Bunların hiçbir önemi yok. İnsan kendisini bilmeli, biz kendimizi biliyorsak ne söylerlerse söylesinler

İsraf haramdır diye bir kültürümüz var. Biz ittifakı sandıkta yapmak zorundayız. Her partiden arkadaşıma seslenmek istiyorum. Sancaktepe'nin yaşanabilir bir kent haline geldiğini görmek istiyorsanız önümüzde sandık var.

Sizlerin oyları ile Özgen Nama'yı başkanlık koltuğunda göreceğiz. Biz bir yola çıktık. Bu yol hakkı, adaleti savunma yoludur. Hiçkimseyi ötekileştirmeme yoludur.

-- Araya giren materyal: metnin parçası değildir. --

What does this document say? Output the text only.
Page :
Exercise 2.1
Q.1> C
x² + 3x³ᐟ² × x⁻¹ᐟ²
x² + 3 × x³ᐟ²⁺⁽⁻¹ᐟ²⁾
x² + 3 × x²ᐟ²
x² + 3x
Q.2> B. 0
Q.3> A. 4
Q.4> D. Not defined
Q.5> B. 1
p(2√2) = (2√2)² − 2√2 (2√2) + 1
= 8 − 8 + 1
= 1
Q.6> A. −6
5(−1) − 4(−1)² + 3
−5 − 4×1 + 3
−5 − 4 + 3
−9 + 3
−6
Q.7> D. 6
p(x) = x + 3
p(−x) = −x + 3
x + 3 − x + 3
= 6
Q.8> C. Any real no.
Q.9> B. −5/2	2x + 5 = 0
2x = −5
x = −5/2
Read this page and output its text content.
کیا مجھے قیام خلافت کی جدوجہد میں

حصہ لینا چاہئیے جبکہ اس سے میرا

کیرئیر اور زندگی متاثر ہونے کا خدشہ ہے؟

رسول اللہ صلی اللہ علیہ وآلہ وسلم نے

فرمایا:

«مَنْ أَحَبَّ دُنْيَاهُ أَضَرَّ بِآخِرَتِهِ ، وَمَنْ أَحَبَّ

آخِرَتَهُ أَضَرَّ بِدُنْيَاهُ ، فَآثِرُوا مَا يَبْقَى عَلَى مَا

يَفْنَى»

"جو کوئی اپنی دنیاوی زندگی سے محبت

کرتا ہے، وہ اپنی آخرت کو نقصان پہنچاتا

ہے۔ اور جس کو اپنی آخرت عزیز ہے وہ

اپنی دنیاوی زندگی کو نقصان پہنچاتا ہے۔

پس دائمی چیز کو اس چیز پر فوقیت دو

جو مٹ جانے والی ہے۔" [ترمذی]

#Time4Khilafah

Ekonomik kriz var biliyorum, nasıl çözüleceğini de 13 maddede açıkladım. Çıkıp şunu diyebilirlerdi 13 madde açıkladın ama eksik diyebilirlerdi. Vay sen bunu nasıl açıklarsın dediler. Elbette bu soruna çözüm bulmak hepimizin görevi. Yenileşmenin bittiği yerde gerileme başlar. Bizim ufkumuz Atatürk'ün gösterdiği çağdaş uygarlıktır. Hepimiz bunun için çalışıyoruz

Bizim ülkemiz cennet gibi. Peki bu cennet gibi ülkeyi neden cehenneme çevirdiniz. İnsanlar birbirine selam veremez hale getirdiler. Hizmet yarışı varsa sen de açıklarsın ben de açıklarım vatandaş seçer. Vatandaş neredeyse sokakta birbirini boğazlayacak, bundan da memnuniyet duyuyorlar. Bizim kültürümüz bu toprakların en zengin kültürü. Bizim kültürümüzde barış var. Bize Yunus Emre'yi, Karacaoğlan'ı unutturdular. Niye unutalım, aklımızı kullanıp sandığa gideceğiz. Biz huzur içinde yaşamak istiyoruz ben size bunun sözünü veriyorum.